The marine regiments were involved in action in various battlefront sectors, took part in many battles, besieged Danzig, and seized Paris.

THE KAMCHATKA HEROES

In the course of the Eastern War, which in Russia is habitually called the Crimean War, the Russian seamen had to face the enemy’s marines for the first time. This battle did not take place in Crimea by Sevastopol, but in the distant Kamchatka. In France it was deemed the “defeat that shamed the flag.” In Great Britain – “an ineffaceable stain in history.”

The book describes in detail, how the seamen of the 47th Company and the frigate Aurora prepared for defense of the city, built batteries and trained clerks for gunnery (due to a shortage of people). Part of the garrison consisted of recruits from infantry regiments who had already served for four years and many of whom used to be Siberian hunters. The first bombardment of Petropavlovsk was done by six Anglo-French ships that had just arrived, on August 18, 1854.

On August 20, several hundred allies landed on the shores, and soon the French were occupying the battery abandoned by the Russians. But at this moment, they were mistakenly hit by well-aimed fire from the English steamship, followed by an even better-aimed gun fire from the Aurora and the transport ship Dvina. Seeing the approaching forces of the garrison, the landing party quickly returned to the ships.

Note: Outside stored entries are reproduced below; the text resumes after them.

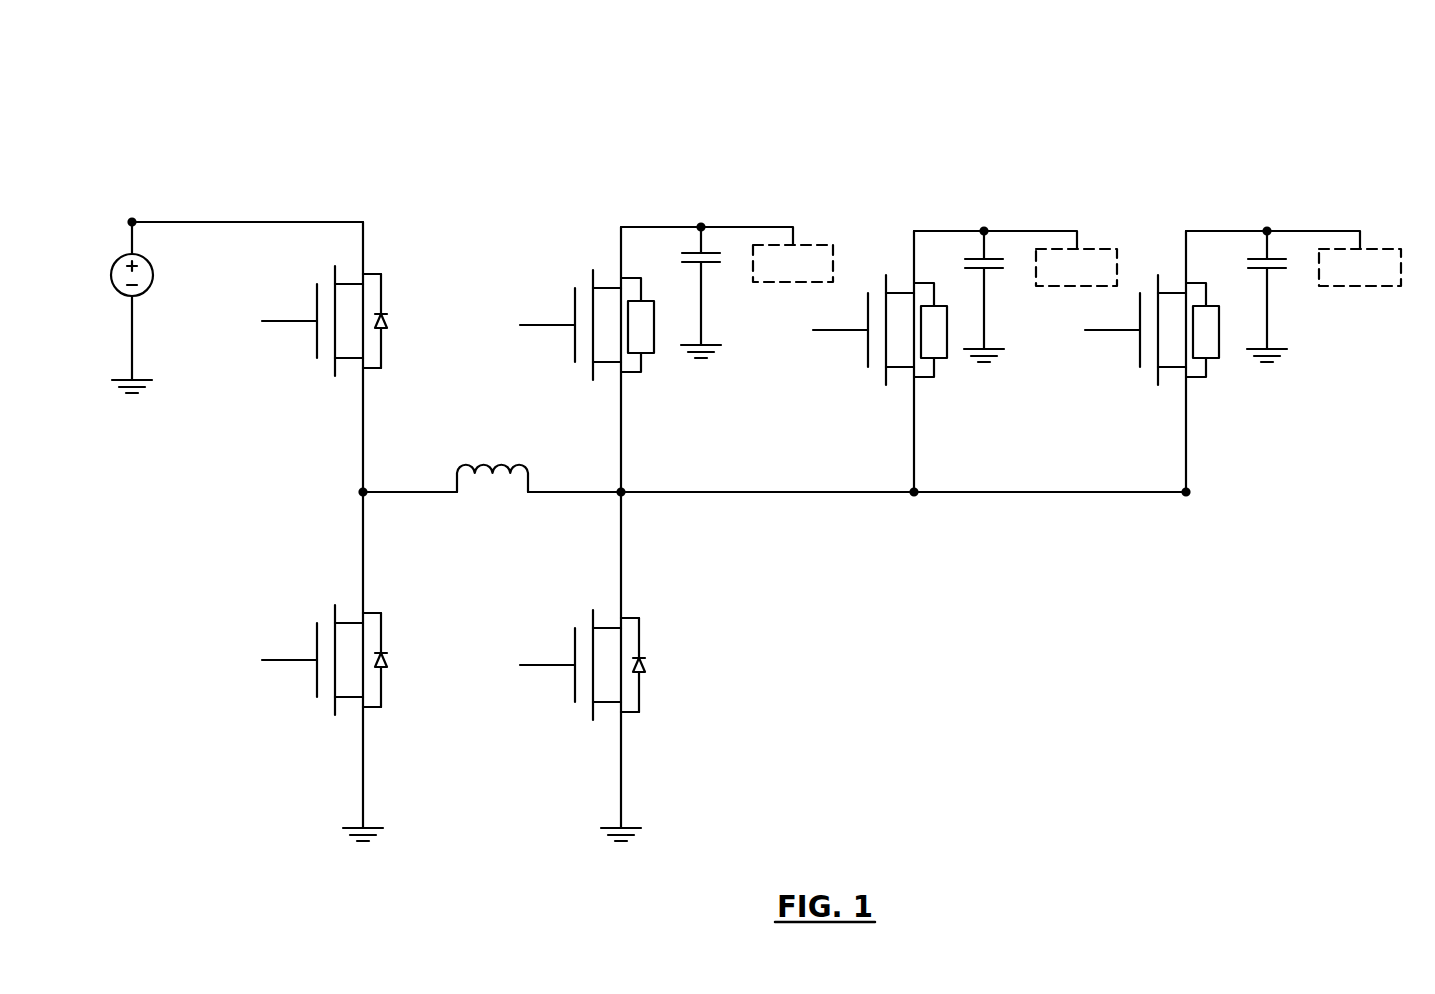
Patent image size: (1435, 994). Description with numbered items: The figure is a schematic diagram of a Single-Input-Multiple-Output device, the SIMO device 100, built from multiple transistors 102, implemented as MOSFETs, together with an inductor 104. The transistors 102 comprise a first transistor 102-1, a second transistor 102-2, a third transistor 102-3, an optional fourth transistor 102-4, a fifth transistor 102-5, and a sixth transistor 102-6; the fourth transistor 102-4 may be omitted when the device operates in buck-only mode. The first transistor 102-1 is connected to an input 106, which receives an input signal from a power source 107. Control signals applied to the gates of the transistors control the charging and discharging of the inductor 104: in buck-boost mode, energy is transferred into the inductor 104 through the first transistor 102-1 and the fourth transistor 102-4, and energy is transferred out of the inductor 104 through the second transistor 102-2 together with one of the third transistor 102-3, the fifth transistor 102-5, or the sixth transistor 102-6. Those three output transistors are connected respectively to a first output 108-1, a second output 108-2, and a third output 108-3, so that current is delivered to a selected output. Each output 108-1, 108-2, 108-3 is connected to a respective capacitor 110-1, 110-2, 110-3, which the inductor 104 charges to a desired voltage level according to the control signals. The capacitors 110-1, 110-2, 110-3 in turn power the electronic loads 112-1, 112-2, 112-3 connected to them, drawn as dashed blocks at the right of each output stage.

The SIMO device 100 is at (206, 58).
The transistors 102 is at (293, 357).
The first transistor 102-1 is at (317, 299).
The second transistor 102-2 is at (317, 638).
The third transistor 102-3 is at (575, 300).
The fourth transistor 102-4 is at (575, 642).
The fifth transistor 102-5 is at (868, 352).
The sixth transistor 102-6 is at (1140, 358).
The inductor 104 is at (493, 470).
The input 106 is at (260, 222).
The power source 107 is at (125, 297).
The first output 108-1 is at (787, 227).
The second output 108-2 is at (1053, 231).
The third output 108-3 is at (1291, 231).
The first capacitor 110-1 is at (707, 264).
The second capacitor 110-2 is at (997, 270).
The third capacitor 110-3 is at (1286, 270).
The first electronic load 112-1 is at (815, 245).
The second electronic load 112-2 is at (1097, 249).
The third electronic load 112-3 is at (1360, 286).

After the exchange of artillery fire, having sustained some damage, the enemy ships were about to retreat, but then managed to capture two seamen from the American vessel on the shore not far from the city. The seamen told them about a convenient road, leading to Petropavlovsk from the rear.

At the dawn of August 24, 676 people landed on the shores. The English straddled the Nikolskaya Hill, from where all of Petropavlovsk lay open to eye. They had to be counterattacked. One of the enemy’s (French) units swooped around the flanks but was met by the clerk-gunners and a group of Cossacks. Due to the shortage of cannonballs and case shots, the cannons were loaded even with nails. The maneuver failed and the English on the hill, lacking support, ended up hostages of the situation. Another group of Frenchmen moving along the shore came under fire. Losing several people, it ascended the hill, joining the English. Gradually, the Russian units were also flowing in, gathering 267 people against 500 allies on the eastern slope of the mountain. A small unit under the Sub-Officer Mikhailov ascended the northern slope, unnoticed, and found itself in the very midst of the enemy. Recruit Suntsov killed an officer with his very first shot, who turned out to be the landing party commanding officer Parker. A vehement hand-to-hand combat broke out in the thick bushes.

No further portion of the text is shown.